David Bustos heard about the “ghost tracks” when he first came to White Sands National Park in New Mexico to work as a wildlife scientist in 2005. When the ground was wet enough at certain times of the year, the ghostly footprints would appear on the otherwise blank earth, only to disappear again when it dried out.
It wasn’t until over 10 years later, in 2016, that scientists confirmed the ghost tracks had been made by real people — and it’s only now that some of the ancient footprints at White Sands have been dated as the earliest in North America.
“We’d been suspicious of the age for a while, and so now we finally have that it’s really exciting,” Bustos said. “One of the neat things is that you can see mammoth prints in the layers a meter or so above the human footprints, so that just helps to confirm the whole story.”
The footprints at White Sands were dated by examining the seeds of an aquatic plant — Ruppia cirrhosa, commonly known as ditchgrass — that once thrived along the shores of the dried-up lake. According to research published Thursday in the journal Science and co-authored by Bustos, the ancient ditchgrass seeds were found in layers of hard earth both above and below the many human footprints at the site and radiocarbon dated to determine their age.
The tracks at one location have been revealed as both the earliest known footprints and the oldest firm evidence of humans anywhere in the Americas, showing that people lived there between 21,000 and 23,000 years ago — several thousand years earlier than scientists once believed.
“It’s the earliest unequivocal evidence for humans in the Americas,” said Matthew Bennett, a professor of environmental and geographic sciences at Bournemouth University in the United Kingdom and the lead author of the study.

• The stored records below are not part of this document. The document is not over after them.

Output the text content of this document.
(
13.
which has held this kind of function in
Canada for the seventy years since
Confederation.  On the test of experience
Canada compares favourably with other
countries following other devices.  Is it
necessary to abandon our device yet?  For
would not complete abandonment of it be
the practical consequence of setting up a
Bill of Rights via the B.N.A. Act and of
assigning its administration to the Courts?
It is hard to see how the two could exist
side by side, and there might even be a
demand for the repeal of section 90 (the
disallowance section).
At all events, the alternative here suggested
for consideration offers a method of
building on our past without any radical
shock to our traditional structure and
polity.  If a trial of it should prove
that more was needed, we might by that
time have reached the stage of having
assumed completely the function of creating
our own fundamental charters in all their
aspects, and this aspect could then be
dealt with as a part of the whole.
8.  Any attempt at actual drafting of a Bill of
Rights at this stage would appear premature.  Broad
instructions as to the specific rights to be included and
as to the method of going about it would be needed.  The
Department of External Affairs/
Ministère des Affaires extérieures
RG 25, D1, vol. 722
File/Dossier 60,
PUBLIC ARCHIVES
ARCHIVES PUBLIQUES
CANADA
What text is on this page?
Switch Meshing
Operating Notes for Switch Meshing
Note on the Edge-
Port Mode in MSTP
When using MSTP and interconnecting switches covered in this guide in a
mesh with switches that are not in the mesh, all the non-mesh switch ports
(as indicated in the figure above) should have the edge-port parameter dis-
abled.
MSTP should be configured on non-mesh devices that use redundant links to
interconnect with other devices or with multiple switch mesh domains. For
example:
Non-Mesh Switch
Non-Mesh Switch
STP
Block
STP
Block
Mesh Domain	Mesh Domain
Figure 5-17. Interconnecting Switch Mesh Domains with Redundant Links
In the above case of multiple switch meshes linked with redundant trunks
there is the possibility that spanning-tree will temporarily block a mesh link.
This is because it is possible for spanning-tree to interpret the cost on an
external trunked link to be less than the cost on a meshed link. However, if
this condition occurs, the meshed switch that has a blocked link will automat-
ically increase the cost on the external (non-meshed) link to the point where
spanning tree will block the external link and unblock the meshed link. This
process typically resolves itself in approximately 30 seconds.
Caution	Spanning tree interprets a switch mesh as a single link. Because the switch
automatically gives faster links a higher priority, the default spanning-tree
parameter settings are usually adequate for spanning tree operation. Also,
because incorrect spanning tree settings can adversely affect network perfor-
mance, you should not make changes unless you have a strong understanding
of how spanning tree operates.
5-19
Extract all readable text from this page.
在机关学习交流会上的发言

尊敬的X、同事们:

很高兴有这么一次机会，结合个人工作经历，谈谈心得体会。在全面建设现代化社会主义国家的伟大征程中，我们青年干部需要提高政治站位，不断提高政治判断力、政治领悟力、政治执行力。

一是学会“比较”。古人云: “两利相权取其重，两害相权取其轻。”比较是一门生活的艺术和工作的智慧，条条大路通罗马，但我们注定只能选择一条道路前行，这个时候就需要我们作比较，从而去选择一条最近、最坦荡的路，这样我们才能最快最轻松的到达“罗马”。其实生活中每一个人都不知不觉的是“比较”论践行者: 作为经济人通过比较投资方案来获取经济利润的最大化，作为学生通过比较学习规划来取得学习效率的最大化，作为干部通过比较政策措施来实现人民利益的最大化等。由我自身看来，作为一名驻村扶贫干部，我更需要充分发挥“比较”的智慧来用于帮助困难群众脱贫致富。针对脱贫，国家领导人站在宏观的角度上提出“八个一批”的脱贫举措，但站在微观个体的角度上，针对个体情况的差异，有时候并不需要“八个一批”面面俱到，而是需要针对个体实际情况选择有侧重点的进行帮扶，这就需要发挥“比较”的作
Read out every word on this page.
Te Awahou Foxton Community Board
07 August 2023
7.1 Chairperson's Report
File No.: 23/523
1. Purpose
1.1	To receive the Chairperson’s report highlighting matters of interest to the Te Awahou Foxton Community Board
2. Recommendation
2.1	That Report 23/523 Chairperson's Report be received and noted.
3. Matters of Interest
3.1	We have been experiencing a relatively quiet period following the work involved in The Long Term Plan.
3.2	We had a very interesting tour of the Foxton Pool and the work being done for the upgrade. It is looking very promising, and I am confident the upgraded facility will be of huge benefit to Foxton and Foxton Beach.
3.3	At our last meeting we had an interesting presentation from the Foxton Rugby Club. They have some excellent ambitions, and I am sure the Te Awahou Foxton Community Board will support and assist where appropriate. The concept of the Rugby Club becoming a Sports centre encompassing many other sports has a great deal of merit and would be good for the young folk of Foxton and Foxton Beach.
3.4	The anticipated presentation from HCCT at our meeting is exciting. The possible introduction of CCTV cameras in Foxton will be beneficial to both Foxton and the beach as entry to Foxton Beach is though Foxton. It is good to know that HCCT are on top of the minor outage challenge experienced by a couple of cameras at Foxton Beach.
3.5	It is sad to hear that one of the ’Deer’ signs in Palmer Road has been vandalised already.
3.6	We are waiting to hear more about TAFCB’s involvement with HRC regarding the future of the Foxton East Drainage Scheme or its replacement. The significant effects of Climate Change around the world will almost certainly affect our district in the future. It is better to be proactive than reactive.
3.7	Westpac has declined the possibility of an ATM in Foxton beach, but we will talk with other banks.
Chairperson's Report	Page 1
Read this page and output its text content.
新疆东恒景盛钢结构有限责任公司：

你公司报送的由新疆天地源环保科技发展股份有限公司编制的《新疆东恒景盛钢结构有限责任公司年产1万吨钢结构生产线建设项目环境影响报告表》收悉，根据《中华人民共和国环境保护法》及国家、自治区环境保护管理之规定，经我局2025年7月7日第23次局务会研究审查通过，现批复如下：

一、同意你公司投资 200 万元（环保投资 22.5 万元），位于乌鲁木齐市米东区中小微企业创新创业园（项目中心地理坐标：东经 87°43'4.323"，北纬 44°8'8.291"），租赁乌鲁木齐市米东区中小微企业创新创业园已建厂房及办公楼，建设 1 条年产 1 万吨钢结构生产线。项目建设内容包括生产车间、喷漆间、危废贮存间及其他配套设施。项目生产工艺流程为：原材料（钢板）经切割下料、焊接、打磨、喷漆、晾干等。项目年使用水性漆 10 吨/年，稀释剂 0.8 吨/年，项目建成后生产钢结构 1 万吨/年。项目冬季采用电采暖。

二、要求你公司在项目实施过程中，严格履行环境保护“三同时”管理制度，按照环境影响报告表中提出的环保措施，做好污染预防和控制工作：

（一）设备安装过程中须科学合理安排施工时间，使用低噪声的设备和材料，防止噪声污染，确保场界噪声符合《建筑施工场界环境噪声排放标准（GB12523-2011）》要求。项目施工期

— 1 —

Fossilized human footprints have now been found throughout the east of the national park, where the bed of a “paleo-lake,” which is now dry, supplies the gypsum-rich earth that’s eroded by the wind to create the enormous white dunes for which the region is famous.
Any traces of early human habitation had been disputed because they relied on what seemed to be stone tools that might have formed naturally, Bennett said, or on artifacts that might have moved from their original stratigraphic layers.
“A footprint is a really good, unequivocal data point,” he said. “That’s the importance of this site — we know they were there.”
The footprints would in turn give greater credibility to other evidence of early humans in the Americas.
“You can now look at the oldest sites and say, ‘We know they were there during the Last Glacial Maximum,’ so maybe some of these oldest sites are also reliable,” he said.
The term “Last Glacial Maximum,” or LGM, is how scientists refer to the height of the last ice age, roughly between 20,000 and 26,000 years ago.
It’s long been debated if humans first arrived in the Americas via a northern route from Siberia either before or after the Last Glacial Maximum, when vast sheets of ice would have made migration along the Pacific Coast or through western Canada impossible.
The ancient footprints at White Sands now answer that question, suggesting they may have arrived up to 30,000 years ago, thousands of years before the height of the ice age, Bennett said.
Although White Sands is now mostly a desert, it was a lush wetland at the time the footprints were made and populated by mammoths, ground sloths, bovids — cattle — and wild camels, as well as by the Stone Age humans who hunted them.
The footprints are intermingled with the tracks of the animals, and show that people must have lived there for at least 2,000 years, Cornell University archaeologist Thomas Urban, a co-author of the research, said in an email.
“There are multiple footprint layers spanning a significant amount of time, suggesting a sustained human presence in the area during the Last Glacial Maximum, as opposed to a single event,” he said.
Urban developed the noninvasive use of ground-penetrating radar to reveal the footprints beneath the surface and show the researchers the best places to excavate.
Smaller footprints made by teenagers and children outnumber those made by adults, Urban said, possibly because they were involved in tasks that involved simple labor, instead of skilled tasks like hunting.
“Their presence is simply part of ordinary life and should be expected,” he said. Their activities may have ranged from playing to chores such as gathering food, water, and raw materials for their hunter-gatherer community.
Geologist Cynthia Liutkus-Pierce of Appalachian State University in North Carolina, who has studied ancient human footprints in Tanzania but was not involved in the White Sands research, said it was often difficult to date just when fossilized footprints were made, especially when they were pressed into layers of mud — as at White Sands — and not into more easily dated volcanic ash.
“[It’s] great to see that this team was able to constrain the date of the footprint formation using radiocarbon dates from the [layers] above and below,” she said in an email.
Unlike bones or artifacts, footprints are unique in that they recorded fossilized behavior, and their analysis can yield clues about the printmakers.
“Human footprints give us a glimpse into the lives of our ancestors and, in this case, provide detailed information on their day-to-day activities and social dynamics,” Liutkus-Pierce said.